On the first point, the burden on business is primarily where to draw the line between compliance with requirements of the law and where to draw the line in terms of individual privacy. The problem with communications data is that that line is often blurry and links drawn from collected information are never as straightforward as perhaps hypothetical scenarios would indicate. The mere instance that data storage would have to be carried out on a more systemic basis, should a “snoopers’ charter” be put in place, places companies not only in a precarious situation, but also in a more demanding situation materially. This is because additional resources must be freed up to comply with the demands of a potential Bill.

Not to mention that consumer relations can become all the more strained. Technology companies and other businesses supply a service and are therefore dependent on maintaining a beneficial relationship to their clients. However, a Surveillance Bill would create a situation where the same companies would simultaneously gather information on their clients’ activities, while providing them with a service. It is easy to imagine that these two different positions could come into conflict.

For instance, tensions can be seen when discussions have taken place with social media companies to supply intelligence services. Commentators have argued that most technology companies say they will only comply with communication data legislation once the issue has been held up to public debate. Should a debate be held in public and garner acceptable levels of public support, the tension would be easier to reconcile.

Yet, ultimately, the predominant issue is that once information is handed over to authorities, it is often placed beyond the reach of public scrutiny – as one might expect with anti-terrorism. This makes it difficult to ensure legislation is being used properly and reasonably. While it is unlikely to be as extreme, a telling example is the revelation two years ago that NSA officials had been using communications data to spy on exes. Even when there are grounds to justify this type of data collection, the lack of assurance over the appropriate handling of communication data, alongside several public examples of overreaching by security forces, places companies’ consumer relations at risk with very little reward.

The question should not be whether companies want to stop terrorism – because that can never be guaranteed one way or another – but rather at what cost.

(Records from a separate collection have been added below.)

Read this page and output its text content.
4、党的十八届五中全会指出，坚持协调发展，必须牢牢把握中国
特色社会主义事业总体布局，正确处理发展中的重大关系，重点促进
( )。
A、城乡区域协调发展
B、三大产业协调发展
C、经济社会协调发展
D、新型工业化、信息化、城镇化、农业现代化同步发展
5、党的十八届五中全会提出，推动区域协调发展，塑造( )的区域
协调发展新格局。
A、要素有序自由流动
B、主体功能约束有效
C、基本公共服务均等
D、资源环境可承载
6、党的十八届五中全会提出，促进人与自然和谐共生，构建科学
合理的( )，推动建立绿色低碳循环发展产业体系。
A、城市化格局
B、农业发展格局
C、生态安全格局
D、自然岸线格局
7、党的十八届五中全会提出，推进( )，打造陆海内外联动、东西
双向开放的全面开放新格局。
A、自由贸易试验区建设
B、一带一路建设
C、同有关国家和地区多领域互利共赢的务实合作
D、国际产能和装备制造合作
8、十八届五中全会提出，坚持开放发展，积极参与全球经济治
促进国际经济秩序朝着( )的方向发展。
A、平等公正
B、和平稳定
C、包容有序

This bring us to the current election where the revived attempts to bring back the Communications Bill has become a divisive issue ahead of the general election. David Cameron has publicly announced his support for the Bill. In response, Nick Clegg has called the Bill unfit for purpose and a waste of resources and time. All this deepens the strain between the two governing parties, and Labour has placed itself somewhere in the middle – calling for a ‘cautious and considered’ approach to surveillance.

With the major parties slowly becoming less ideologically driven, areas such as surveillance become more divisive. It may initially appear to invite further political debate, but it also poses limitations on the nature of the debate as MPs have to toe the party line, particularly within an electoral context. The debate is certainly steeped in potential conflicts with individual liberties, but neither should we forget the implications and consequences for business.